In a world without good conversations, a brilliant conversation is king
August 25, 2012 § Leave a comment
Słonimski was still alive when I entered my teenage years in Poland; alive and kicking; no longer to be read in the media (he’d been permanently banned) he was all over the samizdat press. His stature was phenomenal. He was an object of religious adulation.
Now I find the adulation was entirely due to his political stance: a stubborn conviction in personal liberty and human rights and the need for government to be liberal — in the European sense — i.e. lenient; and loud, clear and courageous defense of these principles in the face of professional disadvantage and perhaps personal danger.
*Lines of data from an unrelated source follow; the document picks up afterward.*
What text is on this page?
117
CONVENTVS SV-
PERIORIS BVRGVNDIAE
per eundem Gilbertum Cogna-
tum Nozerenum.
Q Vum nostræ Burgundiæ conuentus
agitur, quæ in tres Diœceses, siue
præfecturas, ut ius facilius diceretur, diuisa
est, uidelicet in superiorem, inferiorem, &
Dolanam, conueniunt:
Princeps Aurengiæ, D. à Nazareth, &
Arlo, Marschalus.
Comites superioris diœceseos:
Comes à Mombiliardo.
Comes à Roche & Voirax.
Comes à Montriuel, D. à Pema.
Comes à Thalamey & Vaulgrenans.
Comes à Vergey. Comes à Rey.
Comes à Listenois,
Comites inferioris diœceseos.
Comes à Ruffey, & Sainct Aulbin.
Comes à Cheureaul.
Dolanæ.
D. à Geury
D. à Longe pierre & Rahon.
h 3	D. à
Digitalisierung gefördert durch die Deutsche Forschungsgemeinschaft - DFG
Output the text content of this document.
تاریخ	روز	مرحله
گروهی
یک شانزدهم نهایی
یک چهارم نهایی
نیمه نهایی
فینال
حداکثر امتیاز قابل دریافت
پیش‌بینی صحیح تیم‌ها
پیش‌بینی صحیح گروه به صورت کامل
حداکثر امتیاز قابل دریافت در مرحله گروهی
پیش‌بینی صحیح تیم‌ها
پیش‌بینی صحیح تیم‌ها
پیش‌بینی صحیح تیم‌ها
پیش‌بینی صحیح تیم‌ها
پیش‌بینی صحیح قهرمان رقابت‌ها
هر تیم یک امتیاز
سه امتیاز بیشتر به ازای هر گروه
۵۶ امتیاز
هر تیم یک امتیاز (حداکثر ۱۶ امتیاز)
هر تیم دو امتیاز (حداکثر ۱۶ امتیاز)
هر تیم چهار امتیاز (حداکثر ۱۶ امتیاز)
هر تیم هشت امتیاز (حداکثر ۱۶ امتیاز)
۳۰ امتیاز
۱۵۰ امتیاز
Because it could not have possibly been based on admiration for his learning, or wisdom, or — well, actually having something new and original and insightful to say. Reading him today — reading his poetry, reviews, travelogues, and novels — I find his writing… disappointing: the man’s pen was fluent, and his tongue very sharp, but… kind of silly. Yes, I suppose it is funny to begin the review of a theater piece entitled A Piece of Paper with the words: “it wasn’t a piece of paper, it was a roll”. Especially on a Friday evening, after the first aperitif. But were people really waiting for his weekly theater reviews with baited breath? They are a kind of Great Sahel Barbecue: all fire and smoke and — no actual flesh to eat beyond some charred locusts.
In his old age, Iwaszkiewicz observed somewhere in his memoirs that falling under Słonimski’s spell at a young age prevented him from developing his intellect. In his own words, it made him… dumb. Reading Słonimski now I can see these words confirmed. Słonimski’s travelogue from Brazil is really among the dumbest things I have ever read beyond page 1. He was not curious to learn a thing; and all the time he was miserable because he was missing the cafe life of Warsaw. He was missing the verbal fireworks of a fast and furious give and take, the sparring over this and that, the conversation. Conversation not as a way of learning something, of arriving at some facts, or knowledge, or understanding, but as a kind of… boxing match.
Come to think about it, I cannot remember when was the last time I have had a conversation like this — a conversation in which I have actually learned something. Small wonder perhaps that Słonimski was admired — in a world without good conversations, a brilliant conversation is king.
(Or that Voltaire was admired. Indeed, there is a strong similarity to Voltaire: the same wit — brilliant, aggressive, biting: ideal for coffe-shop-cum-salon life. And the same solid, reliable, admirable moral compass. And, in old age at least, the courage to stand for the values it pointed to).
I have had to put aside all books for several days. Reading of Słonimski overfilled the cup of disappointment with the world of humans. I spent two days in dark despondency. Things did not get better until three days later when in the Botanical Garden I came upon a bunya-bunya. When you get to be my age, when you have met as many people as I have, and read as many books as I have, you find that trees are more interesting, and, in a way… more solid. In the world of trees you can’t befuddle others — or yourself — with brilliant but empty talk.